We have an opportunity here to do something great for consumers and for the planet. Let's assume a modest goal: Congress wants only to address the unlocking problem, and leave broader concerns about section 1201 aside for now.  Any unlocking bill must:

  • Legalize distribution of the TOOLS and services that the vast majority of consumers need to unlock their handsets;
  • Allow any lawful handset owner -- not only wireless customers but also second hand purchasers and recyclers -- to unlock lawfully owned phones, or to pay someone else to do it on their behalf;
  • Encourage or require wireless providers to unlock, but not force handset owners to rely solely on providers for the service;
  • Regulate excessive penalties in service contracts that improperly interfere with customer choice in network providers;
  • Consider barring network providers from forcing handset manufacturers to lock phones; and
  • Ensure that bulk unlockers like recyclers and exporters aren't thrown in the same bucket as handset arbitragers.  

I look forward to seeing what Rep. Chaffetz's office proposes.  With full understanding of section 1201 and the limits of the current exemption process, we have a great opportunity ahead of us.

Comments

The Australian System works well.

Handsets sold on contract are rarely locked, as the provider will recieve thier fees back. If they are locked they are then freely unlocked at the end of the contract, by the provider.

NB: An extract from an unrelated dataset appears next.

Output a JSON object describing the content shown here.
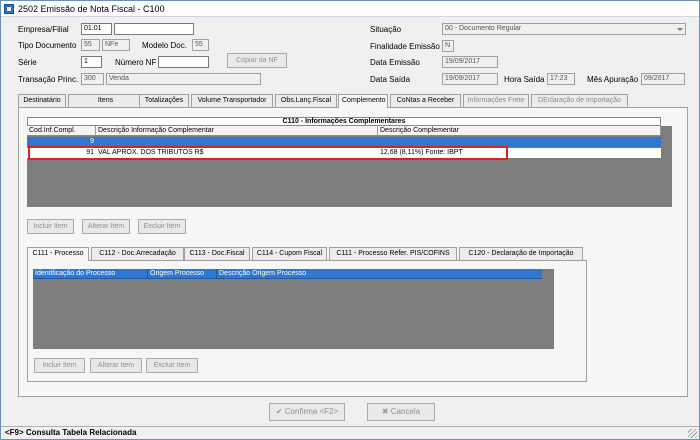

In the instance of pre-paid they are locked and can be unlocked after as 6/12 Months or you recharge $XX, whichever is earlier.

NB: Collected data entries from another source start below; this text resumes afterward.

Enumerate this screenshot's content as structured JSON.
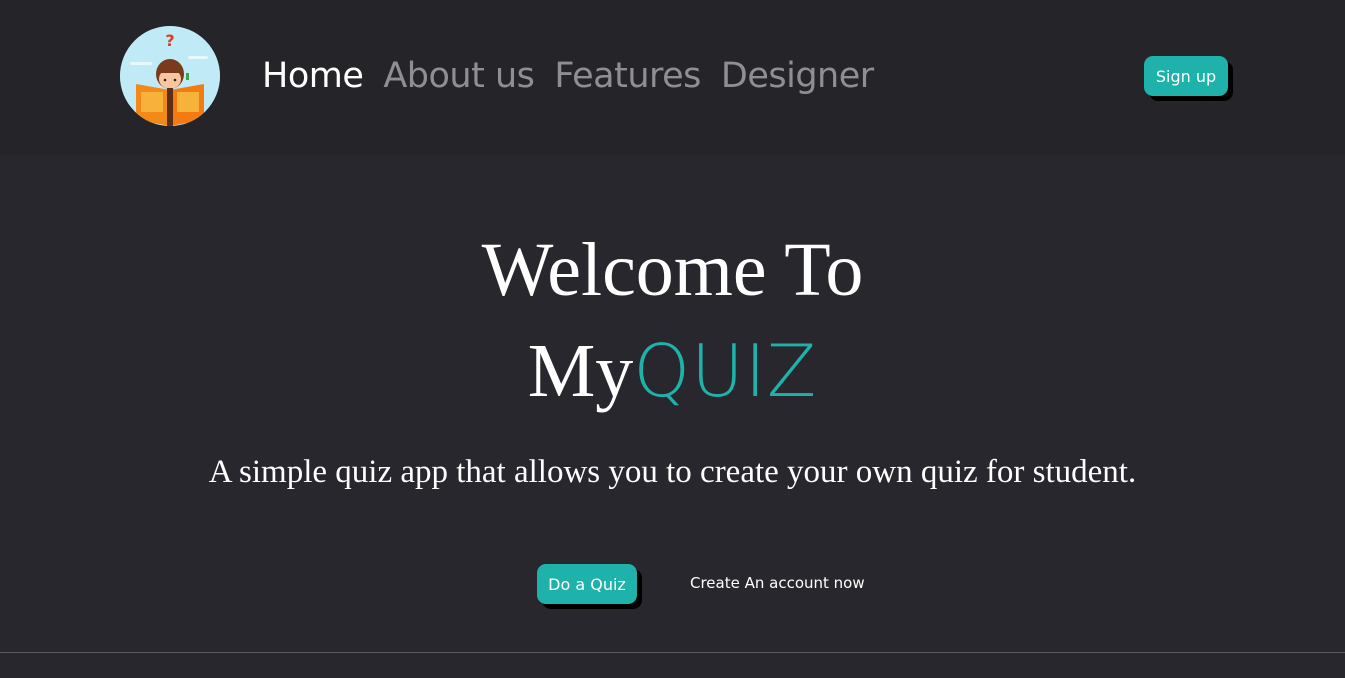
{
  "header": {
    "logo_icon": "reading-student-logo-icon",
    "nav": [
      {
        "label": "Home",
        "active": true
      },
      {
        "label": "About us",
        "active": false
      },
      {
        "label": "Features",
        "active": false
      },
      {
        "label": "Designer",
        "active": false
      }
    ],
    "signup_label": "Sign up"
  },
  "hero": {
    "title": "Welcome To",
    "brand_prefix": "My",
    "brand_highlight": "QUIZ",
    "subtitle": "A simple quiz app that allows you to create your own quiz for student.",
    "primary_button": "Do a Quiz",
    "secondary_link": "Create An account now"
  },
  "colors": {
    "background": "#27272d",
    "header_background": "#252529",
    "accent": "#1fb2aa",
    "nav_inactive": "#8f8f93",
    "text": "#ffffff"
  }
}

This provides unlocking to be legal and the tools do not even need to be distributed.

You did not explain why unlocking is an issue. Carriers unlock phones after 18 months in the contract or after the customer paid the ETF. So you can unlock your phone once you don't owe subsidy.
(Two spelling errors: proponant/proponent, effect/affect, You can delete this comment.)

You['ve given a great overview of the legal mechanisms around licking and unlocking - but without looking at why phone are unlocked and what would happen with different ways of unlocking them, you can't really understand the consequences of what might be enacted.

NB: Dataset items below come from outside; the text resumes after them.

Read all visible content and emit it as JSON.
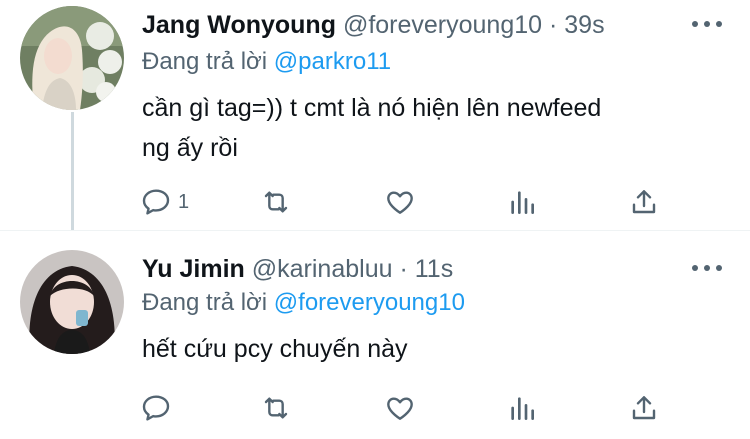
{
  "tweets": [
    {
      "name": "Jang Wonyoung",
      "handle": "@foreveryoung10",
      "separator": "·",
      "time": "39s",
      "replying_label": "Đang trả lời",
      "replying_to": "@parkro11",
      "text_lines": [
        "cần gì tag=)) t cmt là nó hiện lên newfeed",
        "ng ấy rồi"
      ],
      "reply_count": "1",
      "avatar": "profile-photo"
    },
    {
      "name": "Yu Jimin",
      "handle": "@karinabluu",
      "separator": "·",
      "time": "11s",
      "replying_label": "Đang trả lời",
      "replying_to": "@foreveryoung10",
      "text_lines": [
        "hết cứu pcy chuyến này"
      ],
      "reply_count": "",
      "avatar": "profile-photo"
    }
  ],
  "icons": {
    "reply": "speech-bubble-icon",
    "retweet": "retweet-arrows-icon",
    "like": "heart-icon",
    "analytics": "bar-chart-icon",
    "share": "upload-arrow-icon",
    "more": "three-dots-icon"
  },
  "colors": {
    "text": "#0f1419",
    "secondary": "#536471",
    "accent": "#1d9bf0",
    "thread_line": "#cfd9de"
  }
}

The lock is part of an economic model under which a phone is subsidised in exchange for a service contract and the phone's use with that contract. That model has been very successful at driving high ownership rates of mobile phones in general and smartphones in particular.

Outside the USA, unlocking phones after the end of the associated contract is absolutely standard practice. However, if you mandate unlocking the phone INSIDE the contract, you risk breaking the economic premise behind the subsidy. That, in turn, would mean fewer people getting subsidies, smaller subsidies and lower smartphone adoption, amongst other things.